Cette vérification est volontairement à la portée de n’importe qui, sans compte payant ni outil spécialisé. C’est important, parce que le sujet attire déjà son lot de discours anxiogènes vendus sans preuve, y compris chez certains prestataires qui s’improvisent consultant GEO du jour au lendemain. Avant de croire une promesse de visibilité garantie dans les réponses IA, la même prudence s’impose que pour repérer un prestataire SEO qui vous vend du vent : personne ne contrôle un modèle de langage plus qu’il ne contrôle l’algorithme de Google.
Un exemple à tester : plutôt que le nom brut de votre métier et de votre ville, essayez la formulation complète qu’un utilisateur emploierait avant de choisir, du type « comment choisir un prestataire fiable pour [votre besoin] ». C’est ce type de requête, plus longue et plus proche d’une vraie conversation, qui déclenche le plus souvent une réponse construite plutôt qu’une simple liste de liens.
Les fondations ne changent pas, seulement la grammaire
Bonne nouvelle pour qui a déjà investi sérieusement dans son référencement : les fondations ne s’effacent pas. Un contenu factuel, sourcé, structuré autour d’une vraie expertise reste ce que ces moteurs privilégient pour construire leurs réponses. Ce qui change, c’est la granularité attendue. Chaque paragraphe doit pouvoir se comprendre seul, hors contexte, avec une définition claire et une donnée vérifiable plutôt qu’une formule vague.
L’autorité perçue joue le même rôle qu’avant, avec les mêmes leviers. Les signaux qui construisent la confiance d’un domaine aux yeux de Google sont largement les mêmes que ceux qui rassurent un modèle génératif sur la fiabilité d’une source.

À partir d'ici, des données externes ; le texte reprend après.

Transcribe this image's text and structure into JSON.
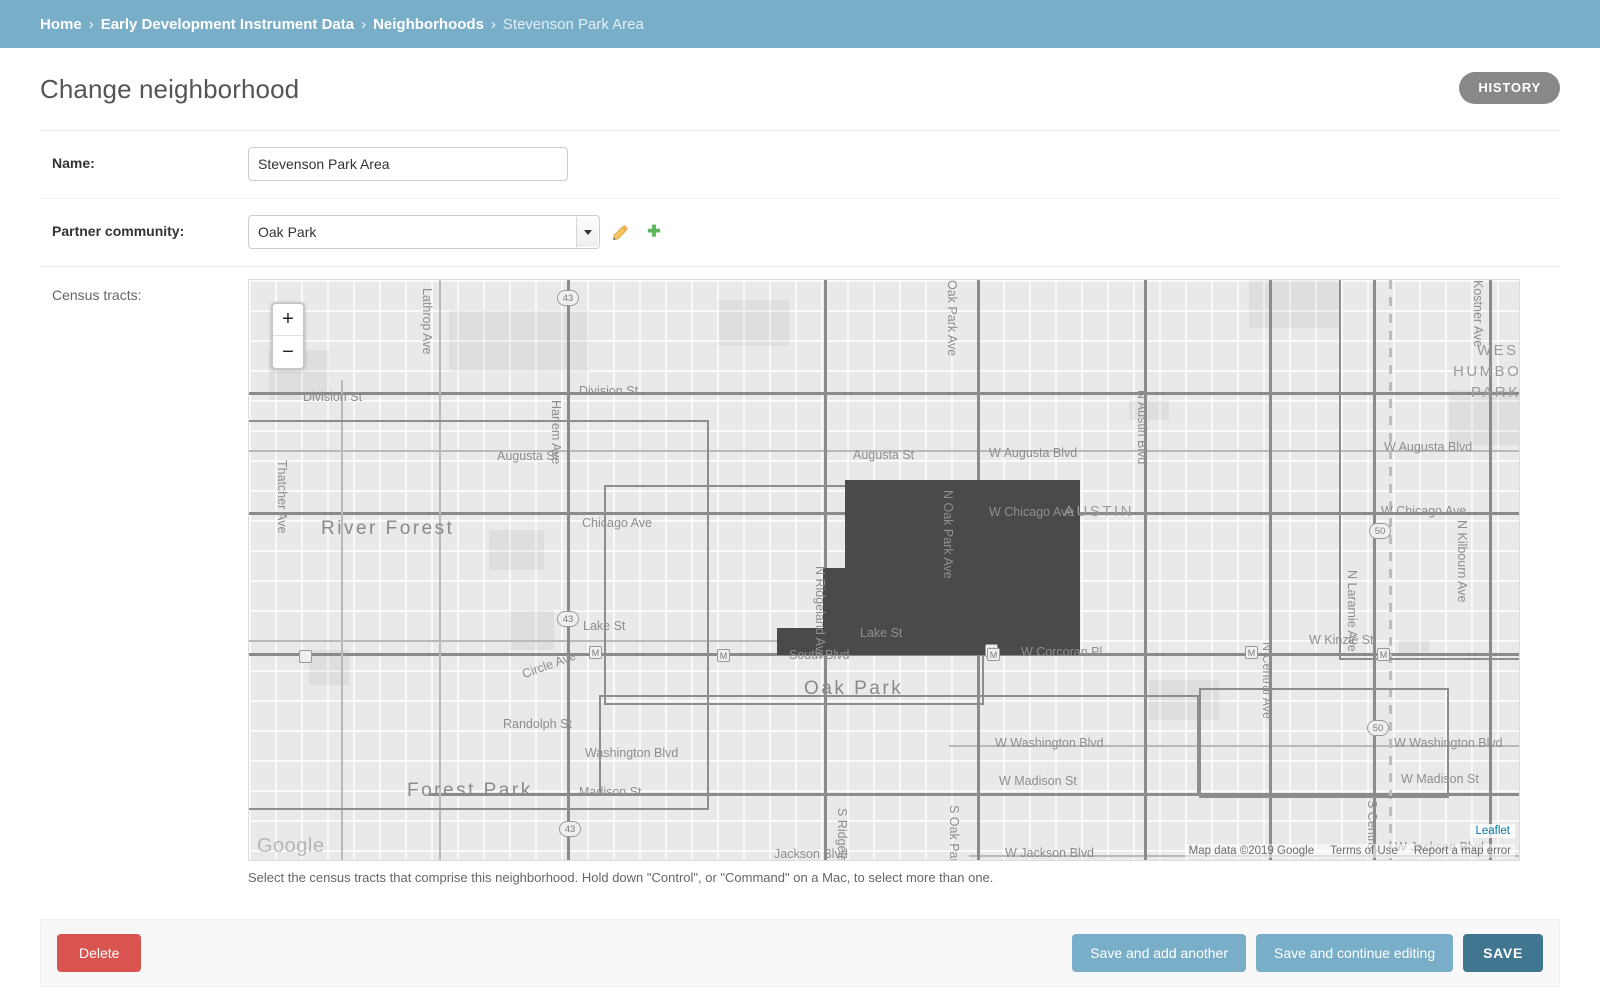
{
  "breadcrumb": {
    "items": [
      {
        "label": "Home",
        "current": false
      },
      {
        "label": "Early Development Instrument Data",
        "current": false
      },
      {
        "label": "Neighborhoods",
        "current": false
      },
      {
        "label": "Stevenson Park Area",
        "current": true
      }
    ],
    "separator": "›"
  },
  "header": {
    "title": "Change neighborhood",
    "history_label": "HISTORY"
  },
  "form": {
    "name_label": "Name:",
    "name_value": "Stevenson Park Area",
    "name_placeholder": "",
    "partner_label": "Partner community:",
    "partner_value": "Oak Park",
    "edit_icon_title": "Change selected partner community",
    "add_icon_title": "Add another partner community",
    "census_label": "Census tracts:",
    "help_text": "Select the census tracts that comprise this neighborhood. Hold down \"Control\", or \"Command\" on a Mac, to select more than one."
  },
  "map": {
    "zoom_in": "+",
    "zoom_out": "−",
    "google_watermark": "Google",
    "leaflet_label": "Leaflet",
    "attribution": {
      "map_data": "Map data ©2019 Google",
      "terms": "Terms of Use",
      "report": "Report a map error"
    },
    "selected_tract_color": "#4a4a4a",
    "labels": {
      "lathrop_ave": "Lathrop Ave",
      "division_st_left": "Division St",
      "division_st_right": "Division St",
      "thatcher_ave": "Thatcher Ave",
      "river_forest": "River Forest",
      "augusta_st_left": "Augusta St",
      "harlem_ave": "Harlem Ave",
      "chicago_ave": "Chicago Ave",
      "lake_st_left": "Lake St",
      "circle_ave": "Circle Ave",
      "randolph_st": "Randolph St",
      "washington_blvd_left": "Washington Blvd",
      "forest_park": "Forest Park",
      "madison_st": "Madison St",
      "jackson_blvd": "Jackson Blvd",
      "oak_park_ave": "Oak Park Ave",
      "n_oak_park_ave": "N Oak Park Ave",
      "s_oak_park_ave": "S Oak Park",
      "ridgeland_ave": "N Ridgeland Ave",
      "augusta_st_mid": "Augusta St",
      "w_augusta_blvd_mid": "W Augusta Blvd",
      "w_augusta_blvd_right": "W Augusta Blvd",
      "austin": "AUSTIN",
      "w_chicago_ave_mid": "W Chicago Ave",
      "w_chicago_ave_right": "W Chicago Ave",
      "n_austin_blvd": "N Austin Blvd",
      "lake_st_mid": "Lake St",
      "south_blvd": "South Blvd",
      "w_corcoran_pl": "W Corcoran Pl",
      "oak_park": "Oak Park",
      "w_washington_blvd": "W Washington Blvd",
      "washington_blvd_right": "W Washington Blvd",
      "w_madison_st": "W Madison St",
      "w_madison_st_right": "W Madison St",
      "w_jackson_blvd": "W Jackson Blvd",
      "w_jackson_blvd_right": "W Jackson Blvd",
      "s_ridgeland": "S Ridgeland",
      "n_central_ave": "N Central Ave",
      "s_central": "S Central",
      "n_laramie_ave": "N Laramie Ave",
      "n_kilbourn_ave": "N Kilbourn Ave",
      "kostner_ave": "Kostner Ave",
      "w_kinzie_st": "W Kinzie St",
      "west_humboldt_park_1": "WEST",
      "west_humboldt_park_2": "HUMBOLDT",
      "west_humboldt_park_3": "PARK",
      "shield_43": "43",
      "shield_50": "50",
      "station_m": "M"
    }
  },
  "footer": {
    "delete_label": "Delete",
    "save_add_another_label": "Save and add another",
    "save_continue_label": "Save and continue editing",
    "save_label": "SAVE"
  }
}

Ce socle technique reste aussi un enjeu de continuité : un site qui traverse une refonte sans perdre son architecture ni son contenu de référence garde ses chances d’être cité. Une migration mal préparée peut effacer en quelques semaines une autorité construite pendant des années, pour Google comme pour une IA générative.
Les leviers concrets qui font la différence
Au-delà des principes généraux, quelques leviers reviennent systématiquement dans les audits qui fonctionnent :
- Des données structurées (schema.org) sur les pages clés : elles aident une IA à comprendre sans ambiguïté ce qu’est votre entreprise, quelle information vous exposez, et depuis quand.
- Un format question-réponse explicite, avec une vraie question en titre et une réponse autonome dans les deux ou trois phrases qui suivent, sans renvoyer le lecteur (ou la machine) au paragraphe précédent pour comprendre le contexte.
- Des chiffres attribués et datés, plutôt que des affirmations vagues : un modèle génératif privilégie une source qui dit « 60 % des recherches se terminent sans clic, selon SparkToro en 2024 » à une source qui affirme juste que « de moins en moins de gens cliquent ».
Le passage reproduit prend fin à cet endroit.